New York, NY, January 7--Companies have contracted got more office space in the fourth quarter than they have in any quarter in the past four years, pushing vacancies down sharply, stabilizing rents and confirming that the sector is finally in recovery after several weak years, according to a new survey.
The findings suggest that firms are continuing to hire or are preparing to create more jobs.
The vacancy rate fell to 16.2% in the fourth quarter from 16.6% in the third quarter, according to the survey of the top 64 U.S. markets by Reis Inc., a New York-based commercial-real-estate research firm. Rents were flat for the second quarter in a row, after 16 straight quarters of declines, at $20.11 per square foot per year.
Absorption, the net change in total occupied space, was 20 million square feet in the fourth quarter, the most in four years.
For the year, absorption totaled 40.8 million square feet, compared with negative 8.5 million square feet in 2003 and negative 35.9 million square feet in 2002. The vacancy rate has fallen 0.7 percentage point from its peak of 16.9% in the fourth quarter of 2003.
The real-estate industry weathered the recent downturn far better than it handled the bust of the late 1980s, which fed the savings-and-loan crisis and helped drag the economy into recession.
This time -- despite similar vacancies and an unprecedented string of negative absorption that lasted three years -- a combination of low interest rates, better management and a lack of speculative building has prevented a rash of foreclosures. Developers and financiers put the brakes on new construction soon after the stock-market bubble popped, and the 29.1 million square feet of commercial space completed in 2004 was the least since 1996.
Reis projects about 34 million square feet of new buildings this year, up slightly from 2004 but well below the peak of 136.8 million square feet added in 1999. About 70% of this year's new space is preleased, Ms.
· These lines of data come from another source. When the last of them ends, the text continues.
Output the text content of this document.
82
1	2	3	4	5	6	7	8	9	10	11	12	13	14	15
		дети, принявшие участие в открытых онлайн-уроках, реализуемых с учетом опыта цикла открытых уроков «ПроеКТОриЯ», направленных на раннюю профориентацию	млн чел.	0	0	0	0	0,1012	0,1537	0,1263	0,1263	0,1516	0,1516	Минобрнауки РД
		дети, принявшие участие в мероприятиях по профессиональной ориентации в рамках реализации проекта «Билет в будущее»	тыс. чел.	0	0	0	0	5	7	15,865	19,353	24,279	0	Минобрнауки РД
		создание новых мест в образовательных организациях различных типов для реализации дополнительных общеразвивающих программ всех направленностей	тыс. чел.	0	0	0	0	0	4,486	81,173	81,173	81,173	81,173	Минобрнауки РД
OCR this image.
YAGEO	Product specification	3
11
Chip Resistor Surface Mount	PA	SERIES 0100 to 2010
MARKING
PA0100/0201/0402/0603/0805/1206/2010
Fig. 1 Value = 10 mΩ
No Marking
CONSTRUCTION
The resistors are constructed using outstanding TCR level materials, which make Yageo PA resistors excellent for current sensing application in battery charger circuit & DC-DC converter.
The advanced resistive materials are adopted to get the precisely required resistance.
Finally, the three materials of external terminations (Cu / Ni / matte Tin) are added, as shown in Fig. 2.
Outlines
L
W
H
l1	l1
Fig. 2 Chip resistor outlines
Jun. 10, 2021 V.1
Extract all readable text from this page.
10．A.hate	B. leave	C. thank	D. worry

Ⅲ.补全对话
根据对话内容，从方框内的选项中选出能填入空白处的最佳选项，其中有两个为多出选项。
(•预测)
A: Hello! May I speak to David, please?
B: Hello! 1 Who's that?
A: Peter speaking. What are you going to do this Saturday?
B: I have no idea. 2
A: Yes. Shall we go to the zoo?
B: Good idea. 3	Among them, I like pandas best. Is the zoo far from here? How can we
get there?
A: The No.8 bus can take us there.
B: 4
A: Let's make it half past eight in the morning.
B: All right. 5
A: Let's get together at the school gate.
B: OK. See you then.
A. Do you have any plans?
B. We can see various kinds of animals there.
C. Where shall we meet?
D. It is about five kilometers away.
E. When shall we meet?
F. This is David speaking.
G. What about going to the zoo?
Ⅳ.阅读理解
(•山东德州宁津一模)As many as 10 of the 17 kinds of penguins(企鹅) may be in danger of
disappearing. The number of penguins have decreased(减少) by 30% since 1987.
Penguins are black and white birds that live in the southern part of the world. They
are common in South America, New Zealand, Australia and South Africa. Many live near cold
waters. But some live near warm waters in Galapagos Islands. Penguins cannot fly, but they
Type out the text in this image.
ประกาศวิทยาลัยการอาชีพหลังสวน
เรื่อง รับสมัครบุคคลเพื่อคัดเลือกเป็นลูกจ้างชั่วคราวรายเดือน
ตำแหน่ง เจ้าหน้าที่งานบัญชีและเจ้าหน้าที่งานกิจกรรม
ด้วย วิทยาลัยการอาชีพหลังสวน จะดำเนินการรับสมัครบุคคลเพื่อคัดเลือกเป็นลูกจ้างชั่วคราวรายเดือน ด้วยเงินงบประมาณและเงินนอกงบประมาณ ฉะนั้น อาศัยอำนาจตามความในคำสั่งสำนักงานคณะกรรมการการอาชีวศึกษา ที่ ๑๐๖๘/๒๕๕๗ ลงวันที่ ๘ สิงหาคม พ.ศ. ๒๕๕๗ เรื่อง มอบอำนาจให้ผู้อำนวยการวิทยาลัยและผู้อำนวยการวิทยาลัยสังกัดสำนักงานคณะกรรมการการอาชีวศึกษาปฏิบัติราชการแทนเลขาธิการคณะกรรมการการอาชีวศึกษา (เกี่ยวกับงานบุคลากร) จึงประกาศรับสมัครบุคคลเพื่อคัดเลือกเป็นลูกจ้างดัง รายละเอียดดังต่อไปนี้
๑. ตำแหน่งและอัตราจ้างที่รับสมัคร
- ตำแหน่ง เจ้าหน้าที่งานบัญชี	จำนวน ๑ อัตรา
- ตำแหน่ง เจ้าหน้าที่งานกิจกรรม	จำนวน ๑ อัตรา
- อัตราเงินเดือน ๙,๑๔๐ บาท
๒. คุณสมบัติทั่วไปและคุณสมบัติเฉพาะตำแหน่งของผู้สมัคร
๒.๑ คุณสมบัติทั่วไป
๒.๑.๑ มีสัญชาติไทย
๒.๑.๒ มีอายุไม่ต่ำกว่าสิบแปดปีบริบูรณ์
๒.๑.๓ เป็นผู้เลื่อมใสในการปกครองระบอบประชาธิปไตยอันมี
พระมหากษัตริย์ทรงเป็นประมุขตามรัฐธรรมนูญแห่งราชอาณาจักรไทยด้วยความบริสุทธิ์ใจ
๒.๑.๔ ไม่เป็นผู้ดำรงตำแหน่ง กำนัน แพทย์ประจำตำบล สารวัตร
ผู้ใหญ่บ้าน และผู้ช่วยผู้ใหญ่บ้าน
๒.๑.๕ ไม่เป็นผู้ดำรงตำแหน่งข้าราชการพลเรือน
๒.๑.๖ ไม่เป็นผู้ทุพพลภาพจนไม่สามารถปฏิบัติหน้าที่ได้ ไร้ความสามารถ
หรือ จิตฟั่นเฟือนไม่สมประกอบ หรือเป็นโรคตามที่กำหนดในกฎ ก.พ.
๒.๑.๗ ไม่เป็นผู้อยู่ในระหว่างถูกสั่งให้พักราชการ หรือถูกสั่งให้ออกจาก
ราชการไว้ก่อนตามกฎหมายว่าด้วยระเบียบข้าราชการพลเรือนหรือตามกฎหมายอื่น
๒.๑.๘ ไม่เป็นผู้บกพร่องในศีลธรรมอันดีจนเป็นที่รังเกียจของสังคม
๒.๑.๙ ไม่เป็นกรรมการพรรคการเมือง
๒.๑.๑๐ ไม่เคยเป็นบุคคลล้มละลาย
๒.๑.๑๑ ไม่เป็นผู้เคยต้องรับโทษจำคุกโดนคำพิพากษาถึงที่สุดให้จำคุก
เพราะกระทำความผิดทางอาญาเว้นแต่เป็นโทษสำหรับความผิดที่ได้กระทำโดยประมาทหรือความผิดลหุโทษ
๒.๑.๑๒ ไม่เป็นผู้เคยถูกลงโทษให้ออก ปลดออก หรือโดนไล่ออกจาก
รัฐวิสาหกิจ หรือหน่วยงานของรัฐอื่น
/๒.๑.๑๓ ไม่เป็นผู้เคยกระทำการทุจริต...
Sicola said.
With the new demand, landlords aren't handing out rent concessions for commercial space anymore. "We could see this turning into a landlord's market by the end of 2005," Ms. Sicola said.
Still, vacancies are more than double the 7.7% rate in the third quarter of 2000, when the market peaked, and rents are down more than 20% from their high of $25.34 a foot in the first quarter of 2001. And owners of Class B and C buildings, which are less desirable properties for tenants, face a tougher battle than those who own trophy buildings. Tenants have flocked to Class A buildings during the downturn, taking advantage of cheaper rents to trade up as their leases expired in lower-quality buildings.
Some individual markets are much worse off than the country as a whole. Dallas continued to lag behind the national average, with vacancies there topping 26% -- five percentage points higher than the second-worst market, San Jose, Calif.
But others, especially those in Southern California and the Washington area, continue to perform strongly. Washington's vacancy rate sits at 7.4%, and Orange County registered the highest rent growth, with rents up 1.2% in the fourth quarter.